Camping Jokes

Camping Jokes


  A biker dude decides to take his girlfriend out to a trendy 
restaurant.  While they're enjoying their meal, they overhear 
a couple at the next table.
  "Pass the honey, honey." 
  Further down, another man is saying to his date, "Pass the 
sugar, sugar."
  Determined not to be outdone, the biker dude leans over and
says in a husky voice, "Pass the bacon, pig!"



Did you hear the song about the hemophiliac Biker?
It's called "The Bleeder of the Pack."



What is the difference between a Harley Davison and a vacuum cleaner?
The position of the dirt bag.



What is the difference between a Hoover and a Harley?
The Hoover has it's dirt bag on the inside.
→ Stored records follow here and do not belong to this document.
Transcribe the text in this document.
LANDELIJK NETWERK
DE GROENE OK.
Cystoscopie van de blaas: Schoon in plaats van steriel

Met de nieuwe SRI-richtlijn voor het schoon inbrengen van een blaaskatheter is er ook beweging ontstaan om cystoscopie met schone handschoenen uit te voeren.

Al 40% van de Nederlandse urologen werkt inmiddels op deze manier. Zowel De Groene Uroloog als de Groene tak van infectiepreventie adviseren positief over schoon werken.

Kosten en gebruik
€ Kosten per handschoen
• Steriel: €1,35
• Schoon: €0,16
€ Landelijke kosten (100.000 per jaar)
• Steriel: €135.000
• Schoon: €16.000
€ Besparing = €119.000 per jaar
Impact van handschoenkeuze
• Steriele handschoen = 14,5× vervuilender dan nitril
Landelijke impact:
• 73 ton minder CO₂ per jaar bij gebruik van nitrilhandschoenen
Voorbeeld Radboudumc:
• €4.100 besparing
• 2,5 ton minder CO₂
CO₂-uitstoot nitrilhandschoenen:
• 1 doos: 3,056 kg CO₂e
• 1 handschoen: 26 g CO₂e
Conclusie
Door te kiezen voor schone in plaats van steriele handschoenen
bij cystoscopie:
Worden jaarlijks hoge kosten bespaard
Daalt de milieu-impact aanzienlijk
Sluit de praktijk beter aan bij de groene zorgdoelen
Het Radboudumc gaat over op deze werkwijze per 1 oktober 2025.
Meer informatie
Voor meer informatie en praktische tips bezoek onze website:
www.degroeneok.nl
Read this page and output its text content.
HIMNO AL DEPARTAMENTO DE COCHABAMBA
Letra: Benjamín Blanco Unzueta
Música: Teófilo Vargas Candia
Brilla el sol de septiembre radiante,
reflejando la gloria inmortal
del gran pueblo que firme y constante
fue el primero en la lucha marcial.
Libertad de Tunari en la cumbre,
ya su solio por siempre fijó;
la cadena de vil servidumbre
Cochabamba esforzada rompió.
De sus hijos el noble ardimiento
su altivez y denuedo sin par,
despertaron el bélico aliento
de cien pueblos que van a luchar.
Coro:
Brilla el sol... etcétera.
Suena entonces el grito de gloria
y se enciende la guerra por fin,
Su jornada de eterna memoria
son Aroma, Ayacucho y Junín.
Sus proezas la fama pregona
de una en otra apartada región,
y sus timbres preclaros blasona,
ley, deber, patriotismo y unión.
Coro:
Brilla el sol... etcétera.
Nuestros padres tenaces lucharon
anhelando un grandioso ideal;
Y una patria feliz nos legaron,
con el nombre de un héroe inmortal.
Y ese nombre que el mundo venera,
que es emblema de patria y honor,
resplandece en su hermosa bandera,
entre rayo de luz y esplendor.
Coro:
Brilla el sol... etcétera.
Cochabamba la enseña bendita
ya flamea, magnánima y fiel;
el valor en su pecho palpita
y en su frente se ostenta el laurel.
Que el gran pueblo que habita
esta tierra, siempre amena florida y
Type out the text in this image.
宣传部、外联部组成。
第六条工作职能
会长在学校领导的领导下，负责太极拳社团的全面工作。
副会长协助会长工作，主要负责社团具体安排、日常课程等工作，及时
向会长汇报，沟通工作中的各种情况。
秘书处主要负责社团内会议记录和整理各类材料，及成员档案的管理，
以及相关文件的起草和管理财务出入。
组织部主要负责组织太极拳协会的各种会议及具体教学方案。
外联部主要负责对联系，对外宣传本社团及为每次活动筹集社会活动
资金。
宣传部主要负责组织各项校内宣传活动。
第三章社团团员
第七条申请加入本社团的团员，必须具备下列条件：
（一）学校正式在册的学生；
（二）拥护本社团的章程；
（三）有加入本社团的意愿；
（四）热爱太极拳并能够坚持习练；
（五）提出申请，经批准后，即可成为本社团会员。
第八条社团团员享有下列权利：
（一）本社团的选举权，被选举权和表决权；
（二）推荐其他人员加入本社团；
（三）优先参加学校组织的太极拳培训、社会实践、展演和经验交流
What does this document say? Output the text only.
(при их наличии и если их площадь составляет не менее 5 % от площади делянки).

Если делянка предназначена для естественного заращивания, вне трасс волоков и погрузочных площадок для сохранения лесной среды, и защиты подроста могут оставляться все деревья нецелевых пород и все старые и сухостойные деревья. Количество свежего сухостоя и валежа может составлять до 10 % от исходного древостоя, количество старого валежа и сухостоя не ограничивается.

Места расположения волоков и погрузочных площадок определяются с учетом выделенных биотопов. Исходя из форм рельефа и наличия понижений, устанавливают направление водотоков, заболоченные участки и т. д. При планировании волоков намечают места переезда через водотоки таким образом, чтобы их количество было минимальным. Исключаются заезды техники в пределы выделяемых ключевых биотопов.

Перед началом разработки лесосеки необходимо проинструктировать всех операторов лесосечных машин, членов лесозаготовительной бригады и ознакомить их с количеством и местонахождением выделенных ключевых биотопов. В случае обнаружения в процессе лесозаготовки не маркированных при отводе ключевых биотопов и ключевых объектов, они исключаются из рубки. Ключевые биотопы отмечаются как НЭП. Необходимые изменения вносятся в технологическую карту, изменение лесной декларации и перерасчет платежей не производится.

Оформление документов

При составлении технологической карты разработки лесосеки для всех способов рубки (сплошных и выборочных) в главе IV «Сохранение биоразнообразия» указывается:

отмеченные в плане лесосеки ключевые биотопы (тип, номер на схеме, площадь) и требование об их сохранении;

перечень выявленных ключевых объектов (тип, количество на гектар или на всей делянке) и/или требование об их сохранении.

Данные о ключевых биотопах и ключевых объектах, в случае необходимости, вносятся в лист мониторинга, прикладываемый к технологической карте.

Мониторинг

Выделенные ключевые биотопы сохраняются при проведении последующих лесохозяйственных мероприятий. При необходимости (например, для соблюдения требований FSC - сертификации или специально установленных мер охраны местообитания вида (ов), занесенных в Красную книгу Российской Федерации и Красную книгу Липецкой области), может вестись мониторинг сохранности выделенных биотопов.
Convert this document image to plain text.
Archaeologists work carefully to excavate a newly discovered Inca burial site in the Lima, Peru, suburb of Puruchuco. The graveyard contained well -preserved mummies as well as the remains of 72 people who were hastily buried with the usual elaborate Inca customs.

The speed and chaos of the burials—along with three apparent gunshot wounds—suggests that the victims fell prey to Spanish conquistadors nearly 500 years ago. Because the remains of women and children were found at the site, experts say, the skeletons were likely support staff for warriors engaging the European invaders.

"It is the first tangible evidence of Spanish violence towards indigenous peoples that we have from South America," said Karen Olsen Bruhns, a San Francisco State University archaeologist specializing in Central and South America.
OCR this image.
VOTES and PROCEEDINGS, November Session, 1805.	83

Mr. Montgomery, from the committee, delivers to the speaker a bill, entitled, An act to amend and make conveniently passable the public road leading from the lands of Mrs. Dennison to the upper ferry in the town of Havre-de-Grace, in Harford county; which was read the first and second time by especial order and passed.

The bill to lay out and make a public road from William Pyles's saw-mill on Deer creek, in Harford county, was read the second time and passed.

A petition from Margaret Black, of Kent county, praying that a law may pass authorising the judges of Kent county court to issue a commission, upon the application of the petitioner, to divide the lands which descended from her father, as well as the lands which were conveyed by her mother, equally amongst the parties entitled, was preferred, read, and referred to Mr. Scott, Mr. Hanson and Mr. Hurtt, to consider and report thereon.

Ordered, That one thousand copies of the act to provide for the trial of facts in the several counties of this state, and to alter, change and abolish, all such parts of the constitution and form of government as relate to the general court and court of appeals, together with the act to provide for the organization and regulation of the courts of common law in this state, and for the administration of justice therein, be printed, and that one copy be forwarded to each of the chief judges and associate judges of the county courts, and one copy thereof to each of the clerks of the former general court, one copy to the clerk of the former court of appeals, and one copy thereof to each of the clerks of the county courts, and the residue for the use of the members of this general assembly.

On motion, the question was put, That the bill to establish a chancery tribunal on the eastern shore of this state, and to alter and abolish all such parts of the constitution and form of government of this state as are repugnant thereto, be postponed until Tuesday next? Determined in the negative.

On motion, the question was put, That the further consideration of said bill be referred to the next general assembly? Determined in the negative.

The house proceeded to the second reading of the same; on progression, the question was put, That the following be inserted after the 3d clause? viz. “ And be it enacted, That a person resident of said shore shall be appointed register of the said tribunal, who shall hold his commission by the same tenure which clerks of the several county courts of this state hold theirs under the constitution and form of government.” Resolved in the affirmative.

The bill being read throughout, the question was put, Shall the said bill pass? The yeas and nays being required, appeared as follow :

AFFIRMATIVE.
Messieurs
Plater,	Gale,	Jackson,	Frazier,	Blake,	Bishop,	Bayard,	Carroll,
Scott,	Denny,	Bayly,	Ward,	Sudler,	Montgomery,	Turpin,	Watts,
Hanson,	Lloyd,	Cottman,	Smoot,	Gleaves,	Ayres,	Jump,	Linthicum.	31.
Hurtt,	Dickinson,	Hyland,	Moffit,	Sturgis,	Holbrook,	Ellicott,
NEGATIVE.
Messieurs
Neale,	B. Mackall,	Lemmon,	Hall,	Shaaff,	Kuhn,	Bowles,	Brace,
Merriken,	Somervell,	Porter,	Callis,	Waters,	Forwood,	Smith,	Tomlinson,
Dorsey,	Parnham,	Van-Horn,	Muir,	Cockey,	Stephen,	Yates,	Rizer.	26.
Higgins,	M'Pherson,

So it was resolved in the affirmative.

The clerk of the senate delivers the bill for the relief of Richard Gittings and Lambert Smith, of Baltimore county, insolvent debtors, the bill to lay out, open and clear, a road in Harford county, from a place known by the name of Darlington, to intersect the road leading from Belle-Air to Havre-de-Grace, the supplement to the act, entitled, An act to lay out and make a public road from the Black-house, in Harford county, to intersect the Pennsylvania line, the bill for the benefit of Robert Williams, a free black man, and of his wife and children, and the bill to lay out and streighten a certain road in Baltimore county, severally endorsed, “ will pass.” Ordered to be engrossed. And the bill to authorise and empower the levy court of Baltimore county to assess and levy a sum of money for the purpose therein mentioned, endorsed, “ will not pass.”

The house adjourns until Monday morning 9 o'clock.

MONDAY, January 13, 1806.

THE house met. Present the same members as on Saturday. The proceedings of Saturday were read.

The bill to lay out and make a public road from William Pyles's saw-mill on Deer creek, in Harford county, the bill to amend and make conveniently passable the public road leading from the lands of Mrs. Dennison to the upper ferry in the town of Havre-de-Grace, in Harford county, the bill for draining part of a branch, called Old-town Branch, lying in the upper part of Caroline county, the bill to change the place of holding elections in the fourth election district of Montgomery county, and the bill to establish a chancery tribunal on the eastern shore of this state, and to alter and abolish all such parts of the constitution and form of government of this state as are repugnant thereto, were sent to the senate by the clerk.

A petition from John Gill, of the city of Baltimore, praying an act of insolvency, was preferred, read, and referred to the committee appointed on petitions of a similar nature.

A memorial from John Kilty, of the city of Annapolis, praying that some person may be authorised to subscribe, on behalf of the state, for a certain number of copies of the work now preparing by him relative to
What do you call a dude on a motorcycle doing something stupid?
A Donor-cycle!



What do you call a dentist that wear a black leather jacket and
rides a motorcycle?
The Leader of the Plaque



Biker foreplay: "Spread 'em, bitch."



You might be a Biker if...

going 4-wheeling means your old lady has her own bike.
your gloves don't have any fingers.
you prefer to pee outside.
your beer preference is BEER.
you treat your leather better than your woman.
you wash your bike more than you wash yourself.
rock-and-roll is the only kind of music.
you think Jack Daniels is your best friend.
you ride instead of walk down the aisle.
you pass out with a beer in your hand without spilling a drop, 
and finish drinking it when you wake up in the morning.